In 2016, na de zelfdoding van haar mama, belandde Leen Baeyens meermaals in een psychose. Waarbij één gedwongen opname. In 2020 werd haar eerste dichtbundel Ik was een druppel uitgegeven door Boekscout.
Leen schreef cursiefjes over haar herstel na psychose met als ondertoon eat, pray, love. Op een unieke manier licht ze telkens een tipje van de sluier. We volgen haar schrijfsels de komende periode op de voet. In deel 3 ontdekken we hoe Leen, ondanks twijfel en verwarring, vastberaden verder kookt.
Die gedwongen opname was voor niks nodig
Drie weken, de vierde heb ik niet gehaald. Een deel van de huisraad ook niet hoorde ik achteraf. Ik was er nochtans bijna, vond ik. Die gedwongen opname was voor niks nodig. Was er dan echt niemand die dat inzag? Ik kijk naar de eitjes die Finn zo zorgvuldig heeft uitgestald en het vertederd me, er moeten er ook maar drie in onze cake. Het vierde voer ik af naar de ijskast en ik kan er een beetje om grinniken. “Mama, hoe moet ik dat nu mengen?” Ik houd een grote kom met beide handen vast voor Finn en raad hem aan om er eerst de zachte boter in te doen. Of dat volgens de regels van de kookkunst is, weet ik niet, maar het lijkt me dat de boter het bindmiddel is voor de andere ingrediënten.
Daarna giet hij met tussenposes de bloem erbij, terwijl hij met een spatel alles grondig mengt. Nog de suiker en de eieren er onder roeren, terwijl ik voor de stabiliteit van de kom zorg en ons deeg zou klaar moeten zijn. We verbazen ons allebei over de smeuïgheid van ons mengsel. Dit lijkt heel erg op Jamina’s cakedeeg en ik durf Finn bijna te verzekeren dat het helemaal goed komt. Ik zet de oven op 200° om hem voor te verwarmen en we verwonderen ons over hoe gladjes alles tot nu toe is verlopen..
Verwarring
Het startsignaal komt sneller dan we verwacht hadden. Ik open de klep en maak aanstalten om de bakvorm erin te zetten. “Mama, wat doe je nu, doe toch ovenwanten aan, straks verbrand je je nog!” Finn heeft groot gelijk en zijn oog voor veiligheid heeft hij echt wel van zijn papa meegekregen. Ik besluit een berekend risico te nemen. Ik heb oog voor afstanden, meestal toch. Meewarig schudt hij zijn hoofd. In geval van nood, “eerst water, de rest komt later” dat leerde hij in de derde kleuterklas en dat heb ik altijd mooi onthouden. Als het maar rijmt!

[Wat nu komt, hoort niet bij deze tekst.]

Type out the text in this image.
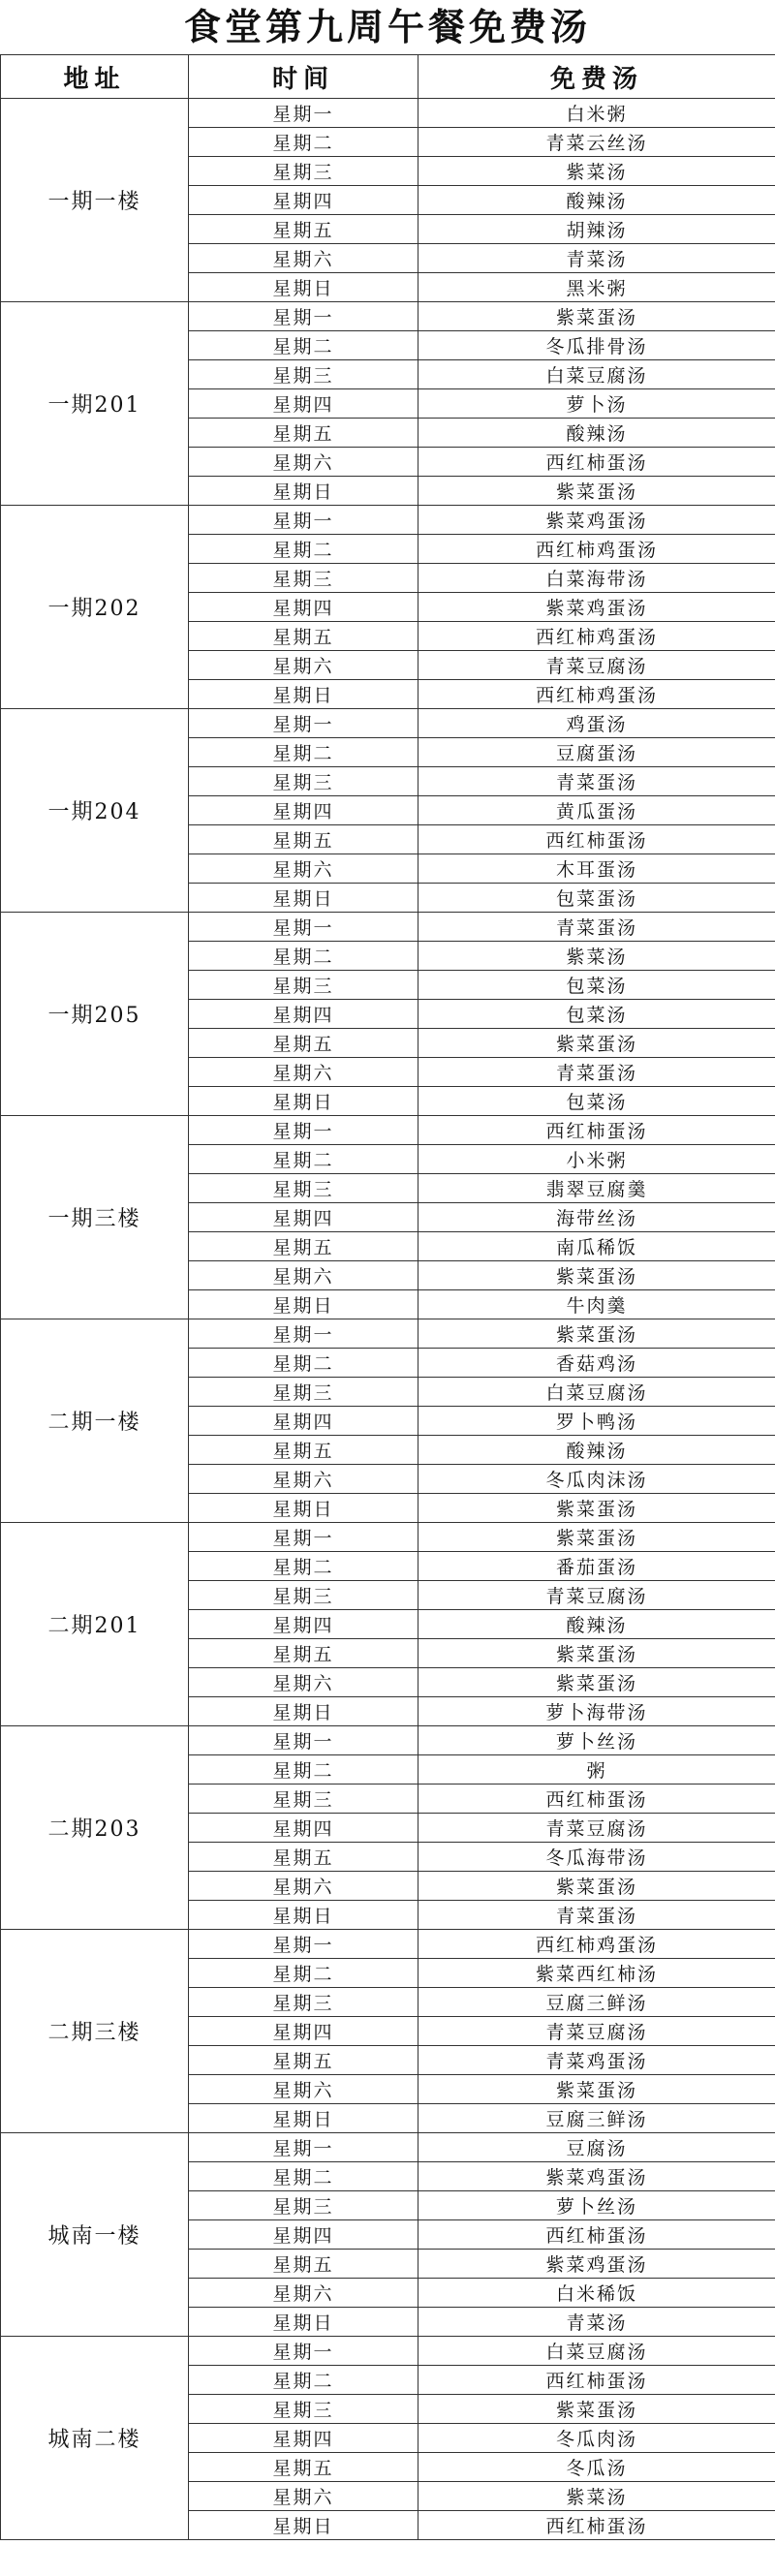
食堂第九周午餐免费汤
地址	时间	免费汤
一期一楼	星期一	白米粥
	星期二	青菜云丝汤
	星期三	紫菜汤
	星期四	酸辣汤
	星期五	胡辣汤
	星期六	青菜汤
	星期日	黑米粥
一期201	星期一	紫菜蛋汤
	星期二	冬瓜排骨汤
	星期三	白菜豆腐汤
	星期四	萝卜汤
	星期五	酸辣汤
	星期六	西红柿蛋汤
	星期日	紫菜蛋汤
一期202	星期一	紫菜鸡蛋汤
	星期二	西红柿鸡蛋汤
	星期三	白菜海带汤
	星期四	紫菜鸡蛋汤
	星期五	西红柿鸡蛋汤
	星期六	青菜豆腐汤
	星期日	西红柿鸡蛋汤
一期204	星期一	鸡蛋汤
	星期二	豆腐蛋汤
	星期三	青菜蛋汤
	星期四	黄瓜蛋汤
	星期五	西红柿蛋汤
	星期六	木耳蛋汤
	星期日	包菜蛋汤
一期205	星期一	青菜蛋汤
	星期二	紫菜汤
	星期三	包菜汤
	星期四	包菜汤
	星期五	紫菜蛋汤
	星期六	青菜蛋汤
	星期日	包菜汤
一期三楼	星期一	西红柿蛋汤
	星期二	小米粥
	星期三	翡翠豆腐羹
	星期四	海带丝汤
	星期五	南瓜稀饭
	星期六	紫菜蛋汤
	星期日	牛肉羹
二期一楼	星期一	紫菜蛋汤
	星期二	香菇鸡汤
	星期三	白菜豆腐汤
	星期四	罗卜鸭汤
	星期五	酸辣汤
	星期六	冬瓜肉沫汤
	星期日	紫菜蛋汤
二期201	星期一	紫菜蛋汤
	星期二	番茄蛋汤
	星期三	青菜豆腐汤
	星期四	酸辣汤
	星期五	紫菜蛋汤
	星期六	紫菜蛋汤
	星期日	萝卜海带汤
二期203	星期一	萝卜丝汤
	星期二	粥
	星期三	西红柿蛋汤
	星期四	青菜豆腐汤
	星期五	冬瓜海带汤
	星期六	紫菜蛋汤
	星期日	青菜蛋汤
二期三楼	星期一	西红柿鸡蛋汤
	星期二	紫菜西红柿汤
	星期三	豆腐三鲜汤
	星期四	青菜豆腐汤
	星期五	青菜鸡蛋汤
	星期六	紫菜蛋汤
	星期日	豆腐三鲜汤
城南一楼	星期一	豆腐汤
	星期二	紫菜鸡蛋汤
	星期三	萝卜丝汤
	星期四	西红柿蛋汤
	星期五	紫菜鸡蛋汤
	星期六	白米稀饭
	星期日	青菜汤
城南二楼	星期一	白菜豆腐汤
	星期二	西红柿蛋汤
	星期三	紫菜蛋汤
	星期四	冬瓜肉汤
	星期五	冬瓜汤
	星期六	紫菜汤
	星期日	西红柿蛋汤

Finn sluit de oven terwijl ik nog steeds mijn twijfels heb over de baktijd en de temperatuur. Drie kwartier op 200°, is dat niet wat veel van het goede? Ach, wie ben ik om het kookadvies van “De Boerinnenbond” in twijfel te trekken. Zo’n gevestigde waarde! Ik ben tenslotte een echte leek in het koken. De kom vasthouden, daar was ik tot nu toe het beste in. Dat en de afwas, een beetje ploeteren in het water. Ik dompel het rode kommetje waar de vloeibare boter in zat, onder in het afwaswater. Hetzelfde rood als Finn zijn zwemtas van enkele jaren geleden. Ik had er met een dikke stift zijn naam in geschreven voor het geval ze ooit zoek zou geraken en in zijn zwembroekje had ik een naamlabel genaaid net als in zijn badhanddoeken. Zijn spullen waren gemerkt. Hij was in orde volgens de regels van de school en uiteindelijk, in het slechtste geval, spullen zijn vervangbaar…
Veiligheid
Naast het wekelijkse zwemuurtje met de klas ging Finn vaak met zijn oma zwemmen. Ze vonden elkaar in het water. Hun gezamenlijke hobby. Wat mijn mama blijkbaar goed wist te verstoppen, is dat ze huiverde bij de gedachte dat haar oogappel ooit zou kunnen verdrinken. Mama sprak haar vrees niet uit, maar het kind moest en zou zo vlug mogelijk leren zwemmen. De schoolslag volgens de regels van de kunst. Met vier correct bewegende ledematen dus. Geen baksteenslag en zeker geen “crawl à la Finn”. Doodsangsten heeft ze volgens mij uitgestaan in dat zwembad met een woelewater als haar kleinzoon. Als ze de zwemkom met beide handen had kunnen vastklemmen om hem daarmee veilig te stellen, had ze dat absoluut gedaan. Langs de vier zijden haar reddende armen en benen als het moest.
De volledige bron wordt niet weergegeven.